NOTE: is git configured for your forked environment? Make sure you set the git remote

If you would rather not use the Git command line you can edit directly in Git itself.

Ok, finally let's git outta here

Step 3 - Trigger Builds

We are going to set-up some pretty sweet CI/CD using GitHub actions.

Actually, it is already set-up for you ;)

When you changed a file in the repo, it automatically kicked off the build. With the secrets in place, the build can happen automagically.

FULLCI

Click on "full ci" and take a look at the process status yourself as an exercise.

Step 4 - Let's Play

We are finally ready to enjoy the fruits of our labor and load up the application. But we are missing something, perhaps the URL to execute. Can anyone figure out the URL on their own?

Need a hint? ok follow, me ....

  1. Go back to the Resource Group and find the Storage Account

STORAGE

  1. Go to "Static website" in the left hand pane and pull out the URL in the window that comes up

STORAGEURL

and App On

APPON

Now the super fun part, we have to capture images to train the model. There will be a model error first load. That is because you have not created the model yet. First we need to create the images that will be inputs to train the model.
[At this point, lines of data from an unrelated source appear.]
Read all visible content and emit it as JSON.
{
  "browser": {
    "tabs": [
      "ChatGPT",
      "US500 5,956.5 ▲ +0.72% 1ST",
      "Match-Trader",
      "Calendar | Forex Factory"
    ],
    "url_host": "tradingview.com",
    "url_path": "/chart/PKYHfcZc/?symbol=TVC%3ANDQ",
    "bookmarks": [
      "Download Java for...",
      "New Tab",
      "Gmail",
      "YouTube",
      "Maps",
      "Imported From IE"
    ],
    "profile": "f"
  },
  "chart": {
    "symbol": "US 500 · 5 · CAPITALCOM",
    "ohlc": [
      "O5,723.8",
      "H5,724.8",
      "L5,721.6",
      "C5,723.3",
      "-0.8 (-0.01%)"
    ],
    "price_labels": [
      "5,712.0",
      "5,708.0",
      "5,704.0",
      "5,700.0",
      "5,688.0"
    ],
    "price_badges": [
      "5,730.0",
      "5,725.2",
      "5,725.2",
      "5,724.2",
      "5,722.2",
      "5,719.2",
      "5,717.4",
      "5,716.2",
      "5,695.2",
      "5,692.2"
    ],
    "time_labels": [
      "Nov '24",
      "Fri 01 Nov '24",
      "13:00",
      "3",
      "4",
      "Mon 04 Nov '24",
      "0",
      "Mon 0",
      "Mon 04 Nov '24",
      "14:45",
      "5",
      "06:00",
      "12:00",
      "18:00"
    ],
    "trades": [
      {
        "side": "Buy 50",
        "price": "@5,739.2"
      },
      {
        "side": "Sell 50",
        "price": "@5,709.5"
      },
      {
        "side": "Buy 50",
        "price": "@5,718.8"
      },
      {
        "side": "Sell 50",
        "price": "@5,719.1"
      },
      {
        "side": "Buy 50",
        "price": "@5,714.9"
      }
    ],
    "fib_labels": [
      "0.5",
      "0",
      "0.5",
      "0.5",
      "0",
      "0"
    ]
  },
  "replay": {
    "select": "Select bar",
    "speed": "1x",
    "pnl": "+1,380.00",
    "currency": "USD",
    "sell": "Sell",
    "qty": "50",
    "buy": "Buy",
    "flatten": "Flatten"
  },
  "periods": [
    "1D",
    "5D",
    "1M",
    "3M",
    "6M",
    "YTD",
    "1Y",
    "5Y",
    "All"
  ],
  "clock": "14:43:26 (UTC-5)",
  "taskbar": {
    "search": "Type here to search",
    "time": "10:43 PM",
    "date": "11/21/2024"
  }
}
Follow the directions on the screen to capture images of yourself performing "rock", "paper", "scissors". (Note: you may need to switch the camera selection option under the left pane before the app will display an image.)

Step 5 - Training Day

Ok, everyone on the floor and give me 50....
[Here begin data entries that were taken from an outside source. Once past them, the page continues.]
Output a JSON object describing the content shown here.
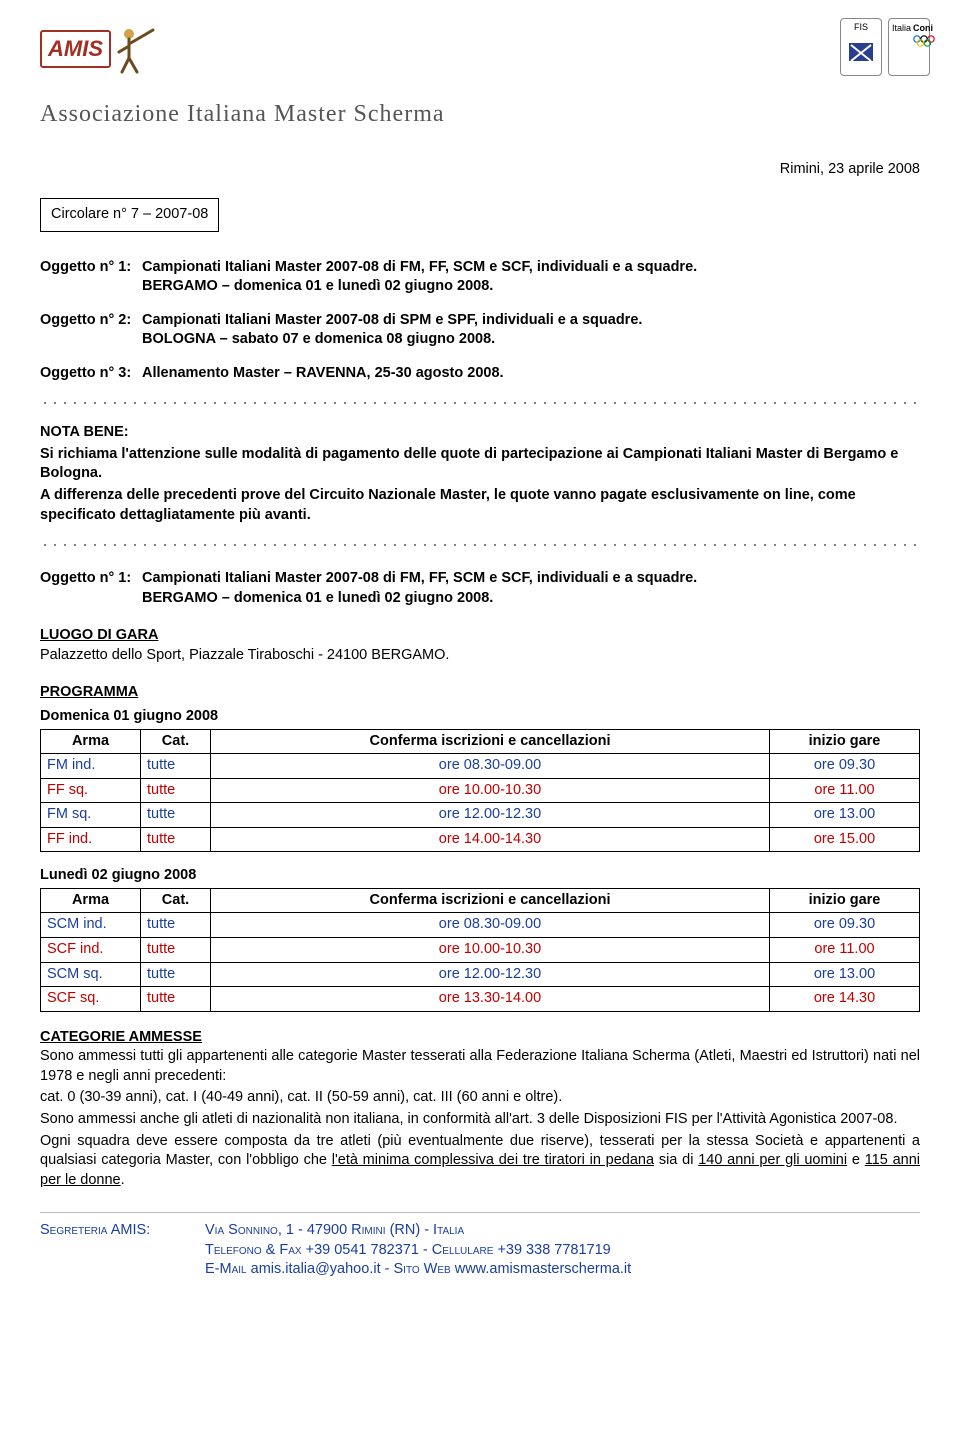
{
  "colors": {
    "blue": "#1a3e9c",
    "red": "#c00000",
    "amis_red": "#a22f24",
    "assoc_grey": "#555555"
  },
  "header": {
    "amis_text": "AMIS",
    "fis_label": "FIS",
    "italia_label": "Italia",
    "coni_label": "Coni",
    "association_title": "Associazione Italiana Master Scherma"
  },
  "date_line": "Rimini, 23 aprile 2008",
  "circolare": "Circolare n° 7 – 2007-08",
  "oggetti_top": [
    {
      "label": "Oggetto n° 1:",
      "line1": "Campionati Italiani Master 2007-08 di FM, FF, SCM e SCF, individuali e a squadre.",
      "line2": "BERGAMO – domenica 01 e lunedì 02 giugno 2008."
    },
    {
      "label": "Oggetto n° 2:",
      "line1": "Campionati Italiani Master 2007-08 di SPM e SPF, individuali e a squadre.",
      "line2": "BOLOGNA – sabato 07 e domenica 08 giugno 2008."
    },
    {
      "label": "Oggetto n° 3:",
      "line1": "Allenamento Master – RAVENNA, 25-30 agosto 2008.",
      "line2": ""
    }
  ],
  "nota_bene": {
    "head": "NOTA BENE:",
    "p1": "Si richiama l'attenzione sulle modalità di pagamento delle quote di partecipazione ai Campionati Italiani Master di Bergamo e Bologna.",
    "p2": "A differenza delle precedenti prove del Circuito Nazionale  Master, le quote vanno pagate esclusivamente on line, come specificato dettagliatamente più avanti."
  },
  "oggetto_repeat": {
    "label": "Oggetto n° 1:",
    "line1": "Campionati Italiani Master 2007-08 di FM, FF, SCM e SCF, individuali e a squadre.",
    "line2": "BERGAMO – domenica 01 e lunedì 02 giugno 2008."
  },
  "luogo": {
    "title": "LUOGO DI GARA",
    "text": "Palazzetto dello Sport, Piazzale Tiraboschi - 24100 BERGAMO."
  },
  "programma": {
    "title": "PROGRAMMA",
    "table_headers": {
      "arma": "Arma",
      "cat": "Cat.",
      "conf": "Conferma iscrizioni e cancellazioni",
      "inizio": "inizio gare"
    },
    "day1": {
      "title": "Domenica 01 giugno 2008",
      "rows": [
        {
          "color": "blue",
          "arma": "FM ind.",
          "cat": "tutte",
          "conf": "ore 08.30-09.00",
          "inizio": "ore 09.30"
        },
        {
          "color": "red",
          "arma": "FF sq.",
          "cat": "tutte",
          "conf": "ore 10.00-10.30",
          "inizio": "ore 11.00"
        },
        {
          "color": "blue",
          "arma": "FM sq.",
          "cat": "tutte",
          "conf": "ore 12.00-12.30",
          "inizio": "ore 13.00"
        },
        {
          "color": "red",
          "arma": "FF ind.",
          "cat": "tutte",
          "conf": "ore 14.00-14.30",
          "inizio": "ore 15.00"
        }
      ]
    },
    "day2": {
      "title": "Lunedì 02 giugno 2008",
      "rows": [
        {
          "color": "blue",
          "arma": "SCM ind.",
          "cat": "tutte",
          "conf": "ore 08.30-09.00",
          "inizio": "ore 09.30"
        },
        {
          "color": "red",
          "arma": "SCF ind.",
          "cat": "tutte",
          "conf": "ore 10.00-10.30",
          "inizio": "ore 11.00"
        },
        {
          "color": "blue",
          "arma": "SCM sq.",
          "cat": "tutte",
          "conf": "ore 12.00-12.30",
          "inizio": "ore 13.00"
        },
        {
          "color": "red",
          "arma": "SCF sq.",
          "cat": "tutte",
          "conf": "ore 13.30-14.00",
          "inizio": "ore 14.30"
        }
      ]
    }
  },
  "categorie": {
    "title": "CATEGORIE AMMESSE",
    "p1": "Sono ammessi tutti gli appartenenti alle categorie Master tesserati alla Federazione Italiana Scherma (Atleti, Maestri ed Istruttori) nati nel 1978 e negli anni precedenti:",
    "p2": "cat. 0 (30-39 anni), cat. I (40-49 anni), cat. II (50-59 anni), cat. III (60 anni e oltre).",
    "p3": "Sono ammessi anche gli atleti di nazionalità non italiana, in conformità all'art. 3 delle Disposizioni FIS per l'Attività Agonistica 2007-08.",
    "p4a": "Ogni squadra deve essere composta da tre atleti (più eventualmente due riserve), tesserati per la stessa Società e appartenenti a qualsiasi categoria Master, con l'obbligo che ",
    "p4u1": "l'età minima complessiva dei tre tiratori in pedana",
    "p4b": " sia di ",
    "p4u2": "140 anni per gli uomini",
    "p4c": " e ",
    "p4u3": "115 anni per le donne",
    "p4d": "."
  },
  "footer": {
    "label": "Segreteria AMIS:",
    "l1": "Via Sonnino, 1 - 47900 Rimini (RN) - Italia",
    "l2a": "Telefono & Fax ",
    "l2b": "+39 0541 782371 - ",
    "l2c": "Cellulare ",
    "l2d": "+39 338 7781719",
    "l3a": "E-Mail ",
    "l3_email": "amis.italia@yahoo.it",
    "l3b": " - Sito Web ",
    "l3_site": "www.amismasterscherma.it"
  }
}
Ok, maybe not. Instead let's train the model we created.

  1. Go to https://www.customvision.ai/projects and log-in with the same credentials you used to access the portal. (NOTE: If you see an error message of the form "API keys are not ready for use", try signing out of customvision.ai and then signing back in.)

  2. Open the "Seer" project

SEER

  1. Click on "Train" and select "Quick Training"

TRAIN

  1. Click on "Export", Select "TensorFlow" and then choose "TensorFlow JS" from the dropdown.

TFJS

  1. Click on "Export" and then "Download"

EXPORT

Step 6 - Upload the model

  1. The model that was downloaded is a pre-packaged set of files in zip file. Extract the contents of the zip file to a folder

ZIP

  1. Go back to the Storage account and open "Containers" and then open the "$Web" folder

CONTAINER

WEB

The point here is that the static web site that was created to host the web application lives in a container. We need to upload the model to the website so when we next load the application it includes the model.

  1. Once inside the $Web folder. Click on "Upload" in the top menu bar and select all the files you extracted to a folder. Be sure to click "Advanced" in the right pane and specify "model" in the "Upload to folder" field.

UPLOAD

  1. Once uploaded, go back to your website URL in the browser, refresh the page and you should see the model "ERROR' message changed to "NONE". Which means it is now recognizing the "None" action you trained earlier.

REFRESH

Go ahead and play with the application now, make goofy faces, use the different hand symbols you trained for rock, paper, and scissors and check the scoring results.